Around one million people left India between 1838 and 1917 to work on sugar plantations around the world, Lainy wanted to know more about the kind of life her family and others led as indentured labourers. This led her to set up the Social History Hub in 2013 to bring the stories of ‘unsung heroes’ in society to life.

Lainy, a broadcast journalist, was spurred to write the collection after creating a two-part documentary for BBC Radio 4, Sugar, Saris and Green Bananas. Her work was influenced by historical documents recorded between 1838 and 1917 and the living memories of indentured workers.

One story she discovered in her research stood out to her more than most. “It was in documents from South Africa from 1885 to 1887,” she explained. “In documents you rarely find anything in first person, it’s usually plantation owners.

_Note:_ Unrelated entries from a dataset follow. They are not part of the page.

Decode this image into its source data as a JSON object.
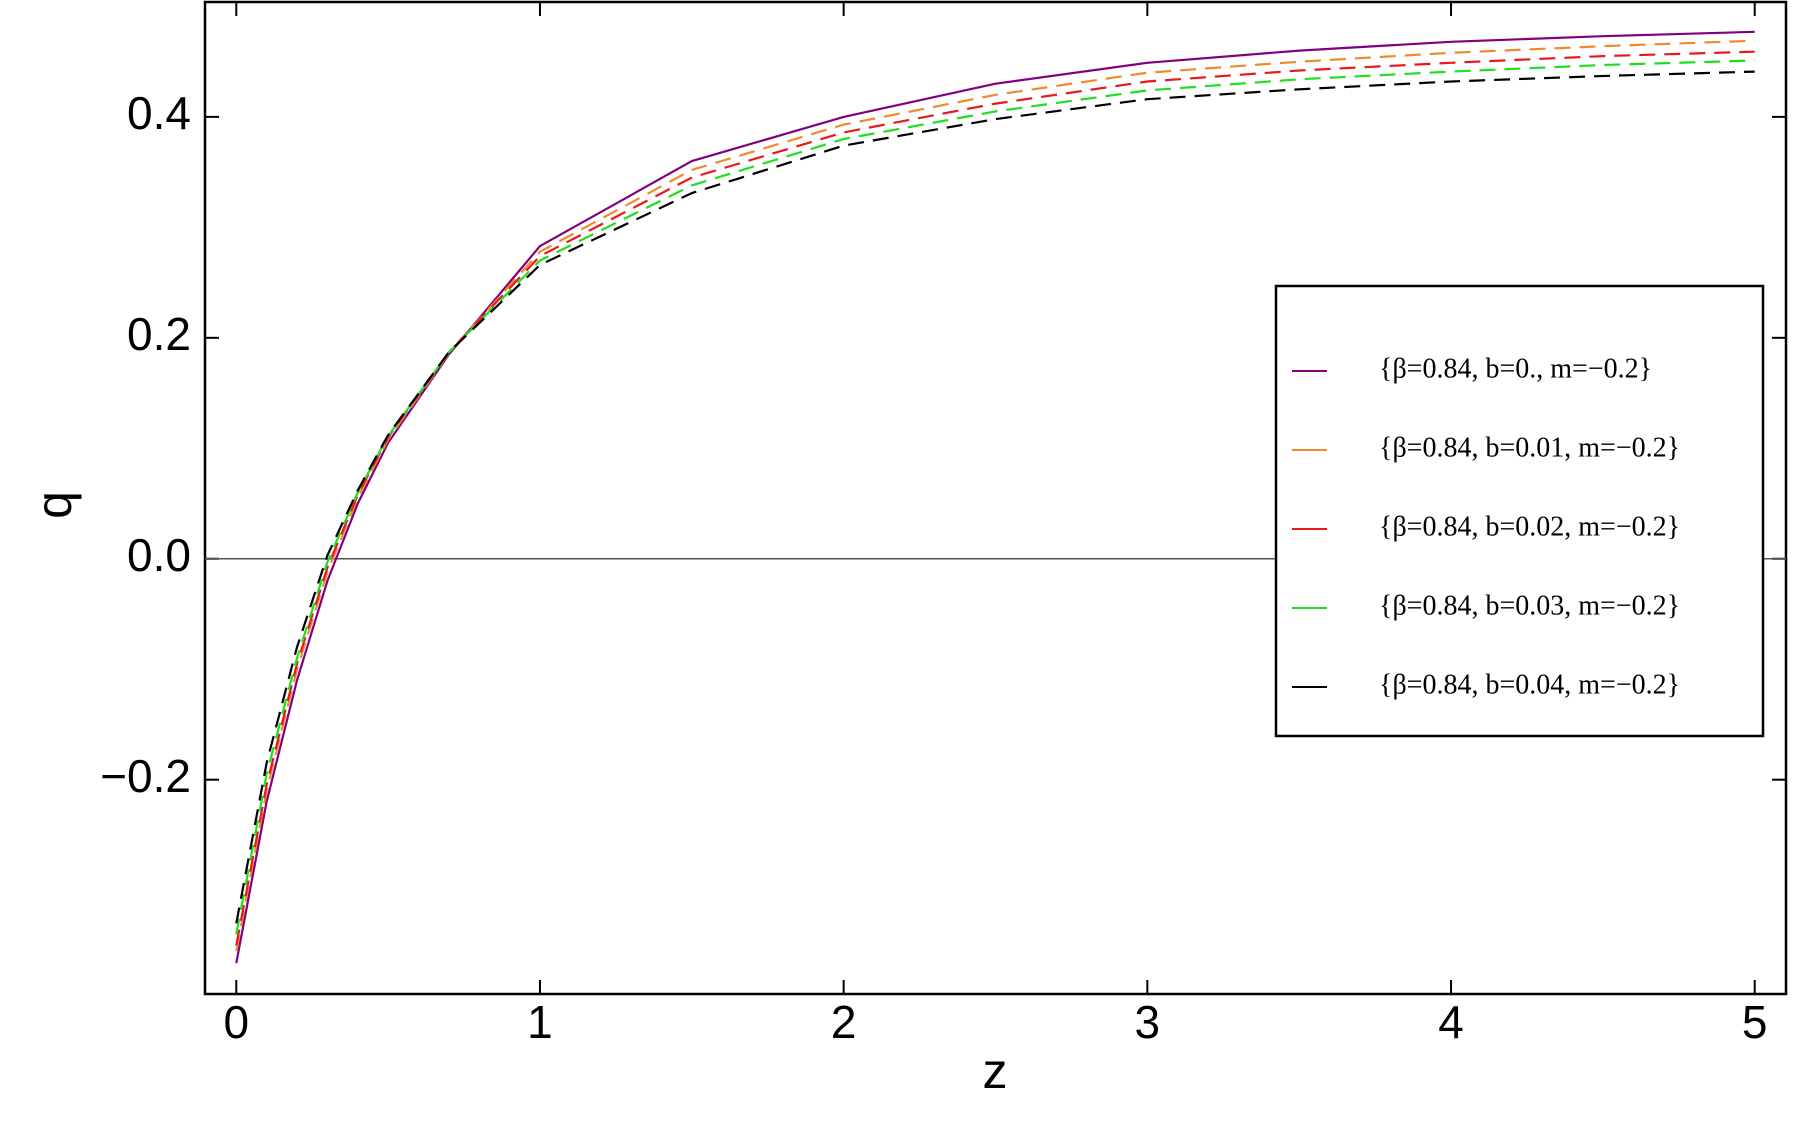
{
  "chart_data": {
    "type": "line",
    "xlabel": "z",
    "ylabel": "q",
    "x": [
      0,
      0.1,
      0.2,
      0.3,
      0.4,
      0.5,
      0.7,
      1,
      1.5,
      2,
      2.5,
      3,
      3.5,
      4,
      4.5,
      5
    ],
    "series": [
      {
        "name": "{β=0.84, b=0., m=−0.2}",
        "color": "#800080",
        "dashed": false,
        "values": [
          -0.366,
          -0.22,
          -0.11,
          -0.02,
          0.05,
          0.105,
          0.185,
          0.283,
          0.36,
          0.4,
          0.43,
          0.449,
          0.46,
          0.468,
          0.473,
          0.477
        ]
      },
      {
        "name": "{β=0.84, b=0.01, m=−0.2}",
        "color": "#ee8c2c",
        "dashed": true,
        "values": [
          -0.355,
          -0.21,
          -0.1,
          -0.012,
          0.055,
          0.108,
          0.186,
          0.278,
          0.352,
          0.393,
          0.42,
          0.44,
          0.45,
          0.458,
          0.464,
          0.469
        ]
      },
      {
        "name": "{β=0.84, b=0.02, m=−0.2}",
        "color": "#e8191a",
        "dashed": true,
        "values": [
          -0.35,
          -0.205,
          -0.095,
          -0.008,
          0.058,
          0.11,
          0.187,
          0.274,
          0.345,
          0.386,
          0.412,
          0.432,
          0.442,
          0.449,
          0.455,
          0.459
        ]
      },
      {
        "name": "{β=0.84, b=0.03, m=−0.2}",
        "color": "#22dd22",
        "dashed": true,
        "values": [
          -0.34,
          -0.195,
          -0.09,
          -0.003,
          0.06,
          0.111,
          0.187,
          0.27,
          0.338,
          0.38,
          0.405,
          0.424,
          0.434,
          0.441,
          0.447,
          0.451
        ]
      },
      {
        "name": "{β=0.84, b=0.04, m=−0.2}",
        "color": "#000000",
        "dashed": true,
        "values": [
          -0.33,
          -0.185,
          -0.08,
          0.003,
          0.062,
          0.112,
          0.187,
          0.266,
          0.331,
          0.374,
          0.398,
          0.416,
          0.425,
          0.432,
          0.437,
          0.441
        ]
      }
    ],
    "xlim": [
      -0.103,
      5.103
    ],
    "ylim": [
      -0.394,
      0.504
    ],
    "xticks": [
      0,
      1,
      2,
      3,
      4,
      5
    ],
    "yticks": [
      {
        "value": -0.2,
        "label": "−0.2"
      },
      {
        "value": 0,
        "label": "0.0"
      },
      {
        "value": 0.2,
        "label": "0.2"
      },
      {
        "value": 0.4,
        "label": "0.4"
      }
    ],
    "zero_line": true,
    "legend": "right"
  }
}
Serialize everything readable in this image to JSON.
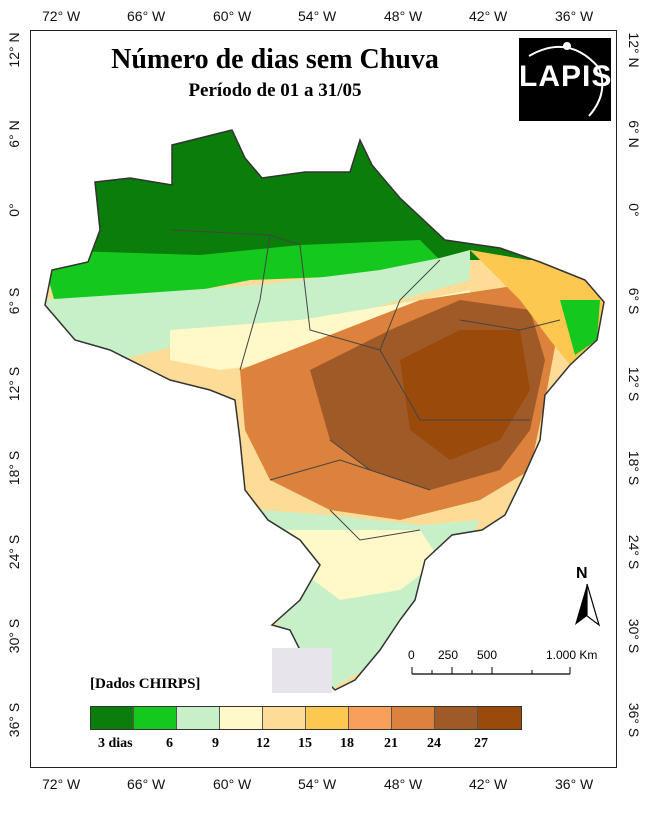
{
  "map": {
    "title": "Número de dias sem Chuva",
    "subtitle": "Período de 01 a 31/05",
    "logo_text": "LAPIS",
    "source_note": "[Dados CHIRPS]",
    "north_label": "N"
  },
  "axes": {
    "longitudes": [
      "72° W",
      "66° W",
      "60° W",
      "54° W",
      "48° W",
      "42° W",
      "36° W"
    ],
    "latitudes": [
      "12° N",
      "6° N",
      "0°",
      "6° S",
      "12° S",
      "18° S",
      "24° S",
      "30° S",
      "36° S"
    ]
  },
  "scale_bar": {
    "labels": [
      "0",
      "250",
      "500",
      "1.000 Km"
    ]
  },
  "legend": {
    "colors": [
      "#0a7d0a",
      "#14c81e",
      "#c8f0c8",
      "#fff8c8",
      "#fcdc96",
      "#fcc850",
      "#f8a05a",
      "#dc823c",
      "#a05a28",
      "#9a4a0a"
    ],
    "labels": [
      "3 dias",
      "6",
      "9",
      "12",
      "15",
      "18",
      "21",
      "24",
      "27"
    ]
  }
}
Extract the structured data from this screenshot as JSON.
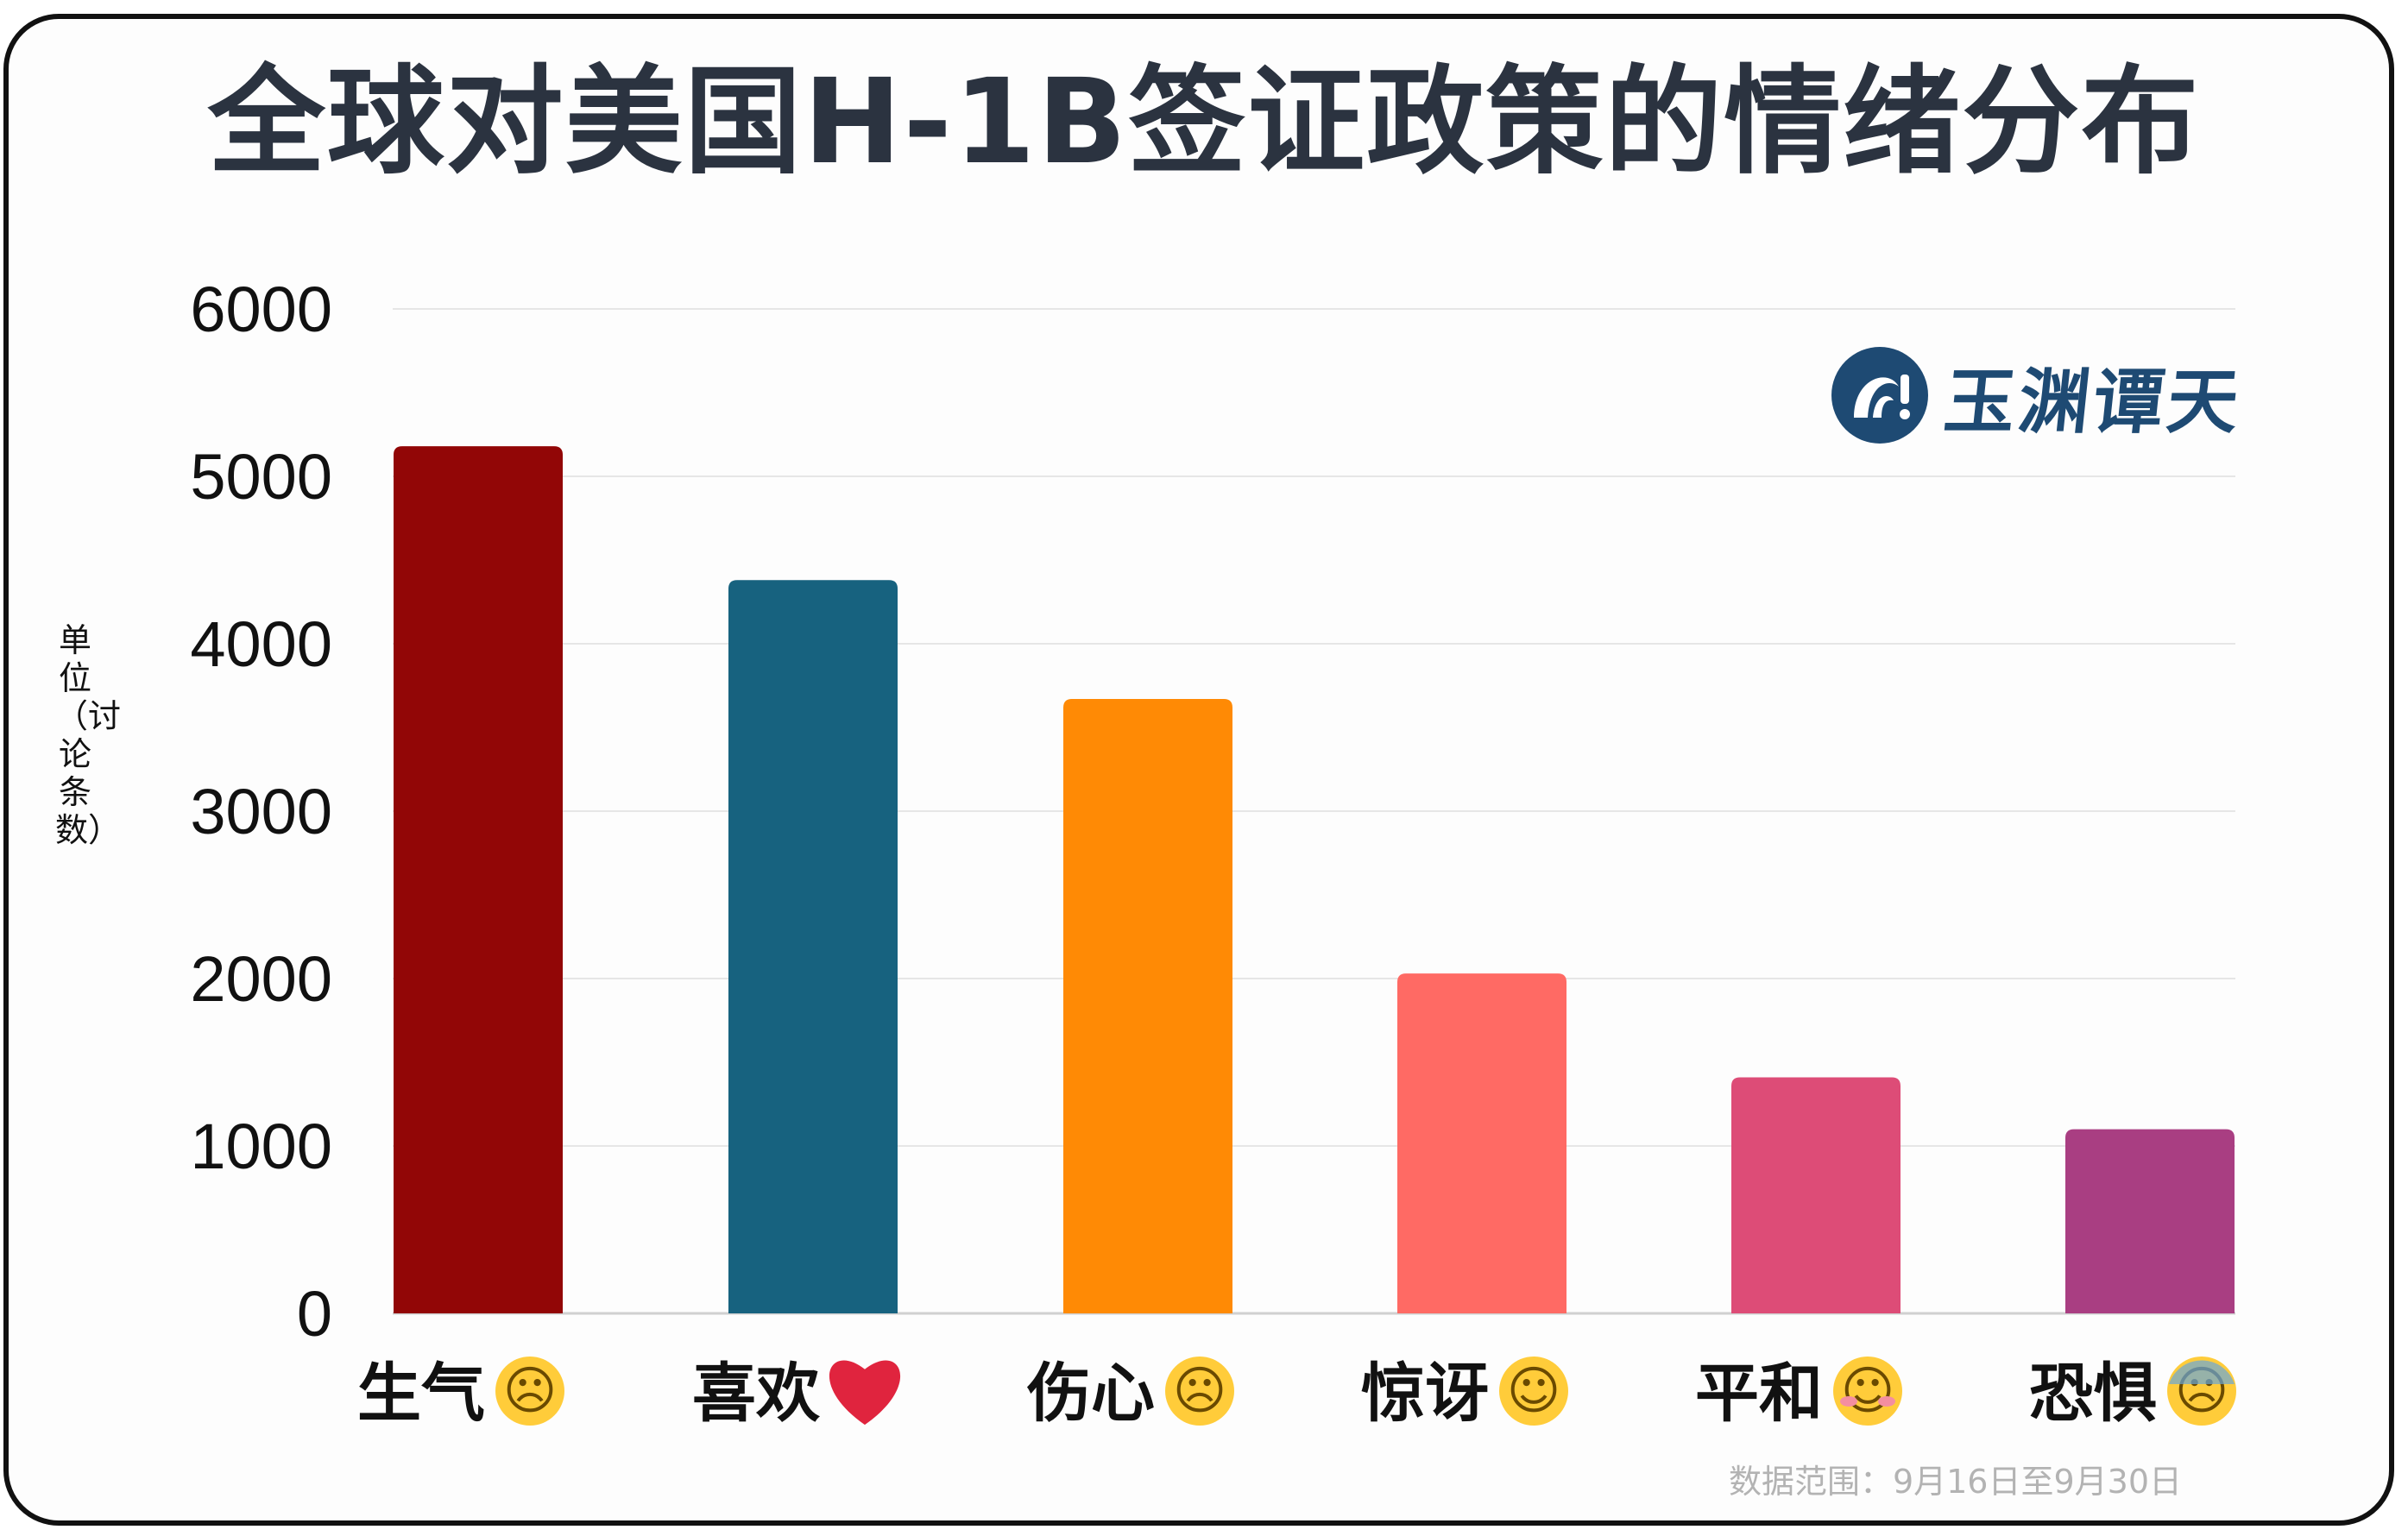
{
  "chart_data": {
    "type": "bar",
    "title": "全球对美国H-1B签证政策的情绪分布",
    "ylabel": "单位（讨论条数）",
    "categories": [
      "生气",
      "喜欢",
      "伤心",
      "惊讶",
      "平和",
      "恐惧"
    ],
    "emojis": [
      "angry-face-emoji",
      "red-heart-emoji",
      "disappointed-face-emoji",
      "astonished-face-emoji",
      "smiling-face-emoji",
      "anxious-sweat-face-emoji"
    ],
    "values": [
      5180,
      4380,
      3670,
      2030,
      1410,
      1100
    ],
    "colors": [
      "#920606",
      "#17627f",
      "#ff8a05",
      "#ff6a64",
      "#dd4c77",
      "#a93e82"
    ],
    "ylim": [
      0,
      6000
    ],
    "yticks": [
      0,
      1000,
      2000,
      3000,
      4000,
      5000,
      6000
    ],
    "grid": true,
    "legend": "none"
  },
  "logo": {
    "text": "玉渊谭天",
    "icon": "yuyuan-tantian-logo-icon"
  },
  "footnote": "数据范围：9月16日至9月30日"
}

“I found 300 words of testimony telling the story of a heavily pregnant woman who went missing, she was gone for three days. When she returned she must have had the baby and then two days later a baby was found dead. I was really shocked, as a mum it was horrifying.”

The work has been published with HopeRoad, an organisation set up in 2012 that specialises in writing from and about Africa, Asia and the Caribbean.

Despite this being Lainy’s debut work, she hopes to delve deeper into the literary world by organising a literary festival in Harrow. She will be hosting an event called Sugar, Sugar at the British Library on August 16.